Part 1 of this series discussed the status of the Caribbean's COVID-19 battle as of the beginning of June 2020. In this second instalment, we'll take a look at how the region plans to reopen its economies, most of which are reliant on tourism.
Caribbean tourism had a boom year in 2019. Then, toward the end of the year, COVID-19 emerged. The result has been a pandemic that caused the Caribbean Tourism Organization, in a series of podcasts, to dub the virus as “the unwanted visitor.”
As a major source of foreign exchange and employment for most Caribbean countries, the imperative to safely open up borders to overseas visitors, at least now that some regional territories appear to have a decent grasp on containing the number of COVID-19 cases, has become ever more pressing since May.
However, while a few islands have declared themselves ready and even set dates — whether tentative or firm — for reopening, others have not reached that stage. Some are unwilling to put any date on an opening at all.
Opening up travel
Among those that have declared themselves open for business from June are Antigua and Barbuda, which will welcome its first flight from the United States on June 4, and St. Lucia, which has announced it will take a “responsible phased approach to re-opening the tourism sector” on the same date — despite having extended a local state of emergency until September.
Belize, a Caribbean country situated along the northeastern coast of Central America, can boast no COVID-19 cases for over a month; along with Grenada and the Dutch island of Aruba, it appears ready to open borders soon. None of the three countries have yet announced dates, however. Aruba’s neighbour, Bonaire, also with zero cases, will end its travel ban on June 15.
Meanwhile, the US Virgin Islands reopened for tourists on June 1, although its state of emergency remains in place until July 11.
Taking it slow, despite the hype
The Cayman Islands (population 64,000) has no set date for returning to full normality, although one health institution there plans to conduct antibody testing for COVID immunity.
A hugely popular cruise ship destination, Cayman has already tested close to 20 percent of its population and has 150 cases. Tourism officials are planning a phased recovery, with no timeline set. However, the unpredictability of the virus was illustrated on June 3 with the announcement that a nine-year-old child has tested positive – a situation the islands’ Chief Medical Officer calls “sobering.”

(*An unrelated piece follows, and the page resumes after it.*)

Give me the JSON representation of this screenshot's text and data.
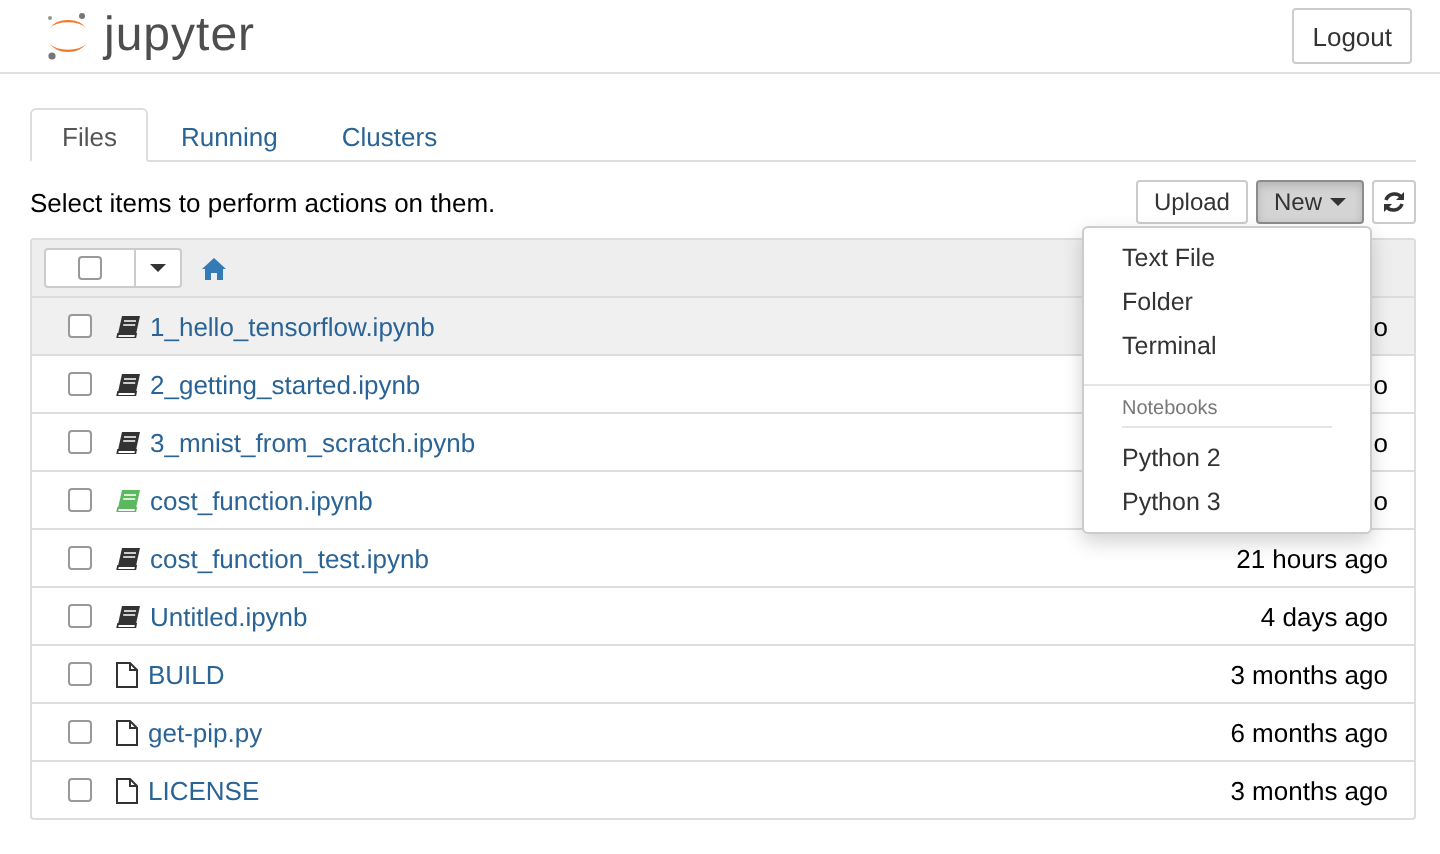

Meanwhile, travel interests and hotel chains are gearing themselves up, taking bookings and hyping the region as a preferred destination. Pointing to the region’s relatively low infection rate, one travel website asserted that US visitors will be back in the Caribbean by June.
However, with the virus not completely dispelled in some countries that are planning to reopen, and fears that large numbers of visitors may spell danger for local populations, the mood in the Caribbean remains cautious.
We are not going to be driven by dates, we are going to be driven by protocols that make us safe. […] We are trying to balance lives and livelihoods, like everyone else […] but the scale of unemployment has been crippling.
Mottley stressed that going forward, “the big issue” is the testing of travellers; she confirmed that stakeholder discussions with regard to detailed travel protocols are ongoing. Her own island, with a population of 287,000, has recorded no new cases of COVID-19 for six days; 11 cases were recorded for May, and there has been extensive testing. While restrictions on shopping have been lifted and citizens have access to the island's beaches, the Barbadian government has not yet announced a date for reopening its borders.
In Jamaica, Prime Minister Andrew Holness confirmed at a press briefing that CARICOM is seeking to collaborate on new protocols for tourists arriving on its shores. Referring to a “new normal,” he noted:
These protocols probably won’t be much different to what other countries will have, but as a group, I think there is a general understanding of what the future of travel will look like.
It’s a dilemma for Caribbean governments, torn between ongoing public health concerns and the reality of a regional, tourism-dependent economy now in a downward spiral. The Planning Institute of Jamaica has predicted a major contraction in the gross domestic product (GDP) for the April to June quarter, primarily as a result of the measures being taken to address the pandemic.
One more factor should be entered into the equation, to which the CARICOM chair referred: June 1 was the official start of the 2020 Atlantic hurricane season, a period which the Caribbean faces with increasing trepidation, thanks to ever-worsening impacts of the climate crisis. Over the past few years, the storms have increased in intensity, with devastating effects.
2020 is proving to be a year of enormous challenges and great unpredictability for the Caribbean. Is the region past the worst with COVID-19? It may be too early to say, but it seems likely that there may be more trials to come.